Since launching in 2015, 412 Food Rescue has recovered and redirected 3.9 million pounds of perfectly good food - equivalent to 3.2 million meals and a retail value of $9,630,324. We record tonnage recovered from our food donor partners to track what is distributed to nonprofits and to determine the environmental impact of their donation.
If it were not for our intervention, this food would’ve been directed to a landfill where it would emit over 2 million pounds of CO2 - a harmful greenhouse gas. Applying EPA calculations for greenhouse gas equivalencies, diverting this food to people for consumption is similar to removing 206 passenger vehicles from the roadways for one year or preserving 7.8 acres of U.S. forests from being converted to cropland.
What were some of the resulting co-benefits?
In addition to the aforementioned environmental benefits realized through our work at 412 Food Rescue, we have also supported 575 nonprofit agencies with much-needed resources. More than half, 65%, of all food that we have redistributed has aided organizations not served by food banks so that they can assist people in poverty. We create new food access networks that go beyond traditional food pantries. In Pittsburgh, this network ensures that over 100,000 more people in poverty are within a 15-minute walk of food.
These partnerships have been transformative - ending hunger in whole communities. Our work with the Housing Authority of the City of Pittsburgh has ended calls for emergency food since we began partnering three years ago. We also know through research conducted by the University of Pittsburgh applying USDA metrics for food security, we have improved food security among 88% of those whom we serve.
Sustainability
As long as trends and practices remain unchanged in the retail food sector, there will continue to be “food waste” and demand for an effective food recovery solution like 412 Food Rescue. In order to achieve economic sustainability, this model requires an investment by multiple stakeholders. Food retailers and similar suppliers must commit to donating their surplus foods; nonprofits need to accept donations and utilize them to serve people in need; the public must be actively involved in the food rescue process in order to reduce organizational overhead; and finally, we rely on the support of our donors, specifically the foundation, business community and individuals, to enable us to carry out and refine our model and technology.
Return on investment
It is difficult to calculate a return on investment as 412 Food Rescue continues to experience tremendous growth increasing in both tonnage and reach. In terms of quantifying our impact by cost, we have set out to recover and redirect 3 million pounds of food in 2018. If achieved, it will cost roughly $0.20 per pound to place and move. The total cost to redistribute this food - an estimated $600,000 - in addition to the $7.5 million retail value of the product that is diverted from the landfill resulting in a $6.9 million savings. The challenge we still continue to tackle is translating the dollar-for-dollar value as it impacts hunger knowing that we have improved food security by 88% of those whom we serve.

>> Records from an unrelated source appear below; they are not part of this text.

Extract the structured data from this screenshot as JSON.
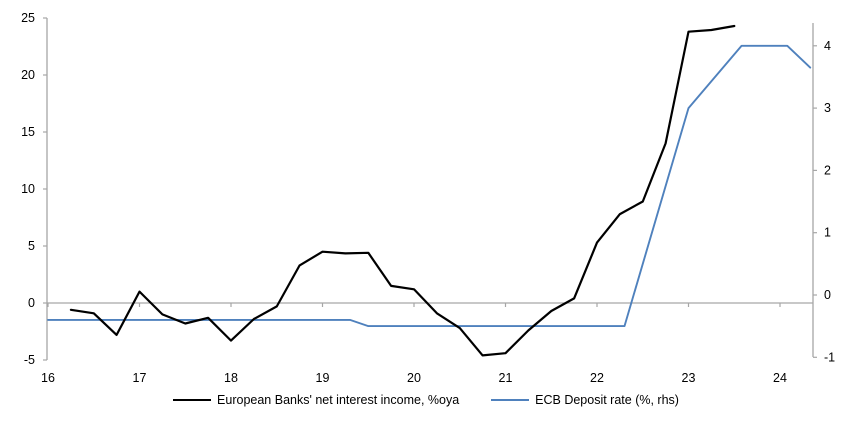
{
  "chart_data": {
    "type": "line",
    "title": "",
    "x_axis": {
      "tick_labels": [
        "16",
        "17",
        "18",
        "19",
        "20",
        "21",
        "22",
        "23",
        "24"
      ],
      "tick_values": [
        16,
        17,
        18,
        19,
        20,
        21,
        22,
        23,
        24
      ],
      "range": [
        16,
        24.36
      ]
    },
    "left_axis": {
      "tick_labels": [
        "25",
        "20",
        "15",
        "10",
        "5",
        "0",
        "-5"
      ],
      "tick_values": [
        25,
        20,
        15,
        10,
        5,
        0,
        -5
      ],
      "range": [
        -5,
        25
      ]
    },
    "right_axis": {
      "tick_labels": [
        "4",
        "3",
        "2",
        "1",
        "0",
        "-1"
      ],
      "tick_values": [
        4,
        3,
        2,
        1,
        0,
        -1
      ],
      "range": [
        -1,
        4.37
      ]
    },
    "grid": "zero-line-only",
    "legend_position": "bottom",
    "series": [
      {
        "name": "European Banks' net interest income, %oya",
        "axis": "left",
        "color": "#000000",
        "stroke_width": 2.2,
        "points": [
          [
            16.25,
            -0.6
          ],
          [
            16.5,
            -0.9
          ],
          [
            16.75,
            -2.8
          ],
          [
            17,
            1.0
          ],
          [
            17.25,
            -1.0
          ],
          [
            17.5,
            -1.8
          ],
          [
            17.75,
            -1.3
          ],
          [
            18,
            -3.3
          ],
          [
            18.25,
            -1.4
          ],
          [
            18.5,
            -0.3
          ],
          [
            18.75,
            3.3
          ],
          [
            19,
            4.5
          ],
          [
            19.25,
            4.35
          ],
          [
            19.5,
            4.4
          ],
          [
            19.75,
            1.5
          ],
          [
            20,
            1.2
          ],
          [
            20.25,
            -0.9
          ],
          [
            20.5,
            -2.2
          ],
          [
            20.75,
            -4.6
          ],
          [
            21,
            -4.4
          ],
          [
            21.25,
            -2.4
          ],
          [
            21.5,
            -0.7
          ],
          [
            21.75,
            0.4
          ],
          [
            22,
            5.3
          ],
          [
            22.25,
            7.8
          ],
          [
            22.5,
            8.9
          ],
          [
            22.75,
            14.0
          ],
          [
            23,
            23.8
          ],
          [
            23.25,
            23.95
          ],
          [
            23.5,
            24.3
          ]
        ]
      },
      {
        "name": "ECB Deposit rate (%, rhs)",
        "axis": "right",
        "color": "#4F81BD",
        "stroke_width": 1.9,
        "points": [
          [
            16.0,
            -0.4
          ],
          [
            19.3,
            -0.4
          ],
          [
            19.5,
            -0.5
          ],
          [
            22.3,
            -0.5
          ],
          [
            23.0,
            3.0
          ],
          [
            23.58,
            4.0
          ],
          [
            24.08,
            4.0
          ],
          [
            24.33,
            3.65
          ]
        ]
      }
    ],
    "legend": [
      {
        "label": "European Banks' net interest income, %oya",
        "color": "#000000",
        "thickness": 2.4
      },
      {
        "label": "ECB Deposit rate (%, rhs)",
        "color": "#4F81BD",
        "thickness": 2.0
      }
    ],
    "colors": {
      "axis_gray": "#A6A6A6",
      "text": "#000000",
      "background": "#FFFFFF"
    }
  }
}
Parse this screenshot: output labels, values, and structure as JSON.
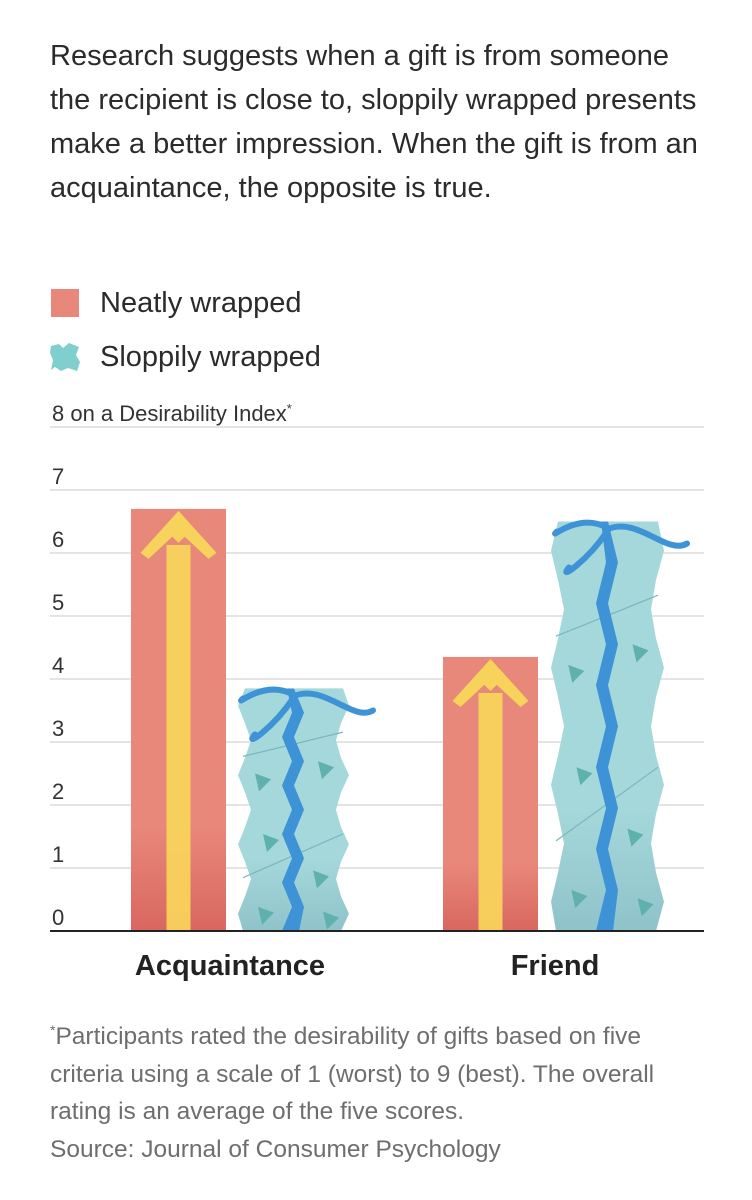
{
  "subtitle": "Research suggests when a gift is from someone the recipient is close to, sloppily wrapped presents make a better impression. When the gift is from an acquaintance, the opposite is true.",
  "legend": [
    {
      "label": "Neatly wrapped",
      "color": "#e8887a",
      "icon": "neat-box-square-icon"
    },
    {
      "label": "Sloppily wrapped",
      "color": "#7fcfcf",
      "icon": "crumpled-paper-icon"
    }
  ],
  "colors": {
    "neat": "#e8887a",
    "neat_dark": "#d9675f",
    "arrow": "#f8d35c",
    "sloppy": "#a4d8da",
    "sloppy_dark": "#8fc3ca",
    "ribbon": "#3d93d6",
    "axis": "#222222",
    "grid": "#dcdcdc"
  },
  "chart_data": {
    "type": "bar",
    "categories": [
      "Acquaintance",
      "Friend"
    ],
    "series": [
      {
        "name": "Neatly wrapped",
        "values": [
          6.7,
          4.35
        ]
      },
      {
        "name": "Sloppily wrapped",
        "values": [
          3.85,
          6.5
        ]
      }
    ],
    "ylim": [
      0,
      8
    ],
    "yticks": [
      "0",
      "1",
      "2",
      "3",
      "4",
      "5",
      "6",
      "7"
    ],
    "top_label_main": "8 on a Desirability Index",
    "top_label_marker": "*",
    "grid": true
  },
  "footnote": {
    "marker": "*",
    "text": "Participants rated the desirability of gifts based on five criteria using a scale of 1 (worst) to 9 (best). The overall rating is an average of the five scores.",
    "source": "Source: Journal of Consumer Psychology"
  }
}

How could we successfully replicate this solution elsewhere?
In the coming months, 412 Food Rescue plans to scale in three cities - San Francisco, Philadelphia and Cleveland. In order to achieve this goal, we must first identify three key stakeholders - a nonprofit agency to lead the effort, a food retailer committed to donating surplus food and a funder to support the pilot project. From there we will employ the use of our technology to mobilize the community and support food recovery efforts on a large scale in each of these markets.
While food recovery has been launched in other markets, no model or agency has been as successful as 412 Food Rescue. We are able to track tonnage, affirming the amounts and types of food that is being recovered and distributed, report impact and demonstrate the effectiveness of our model as it improves food security.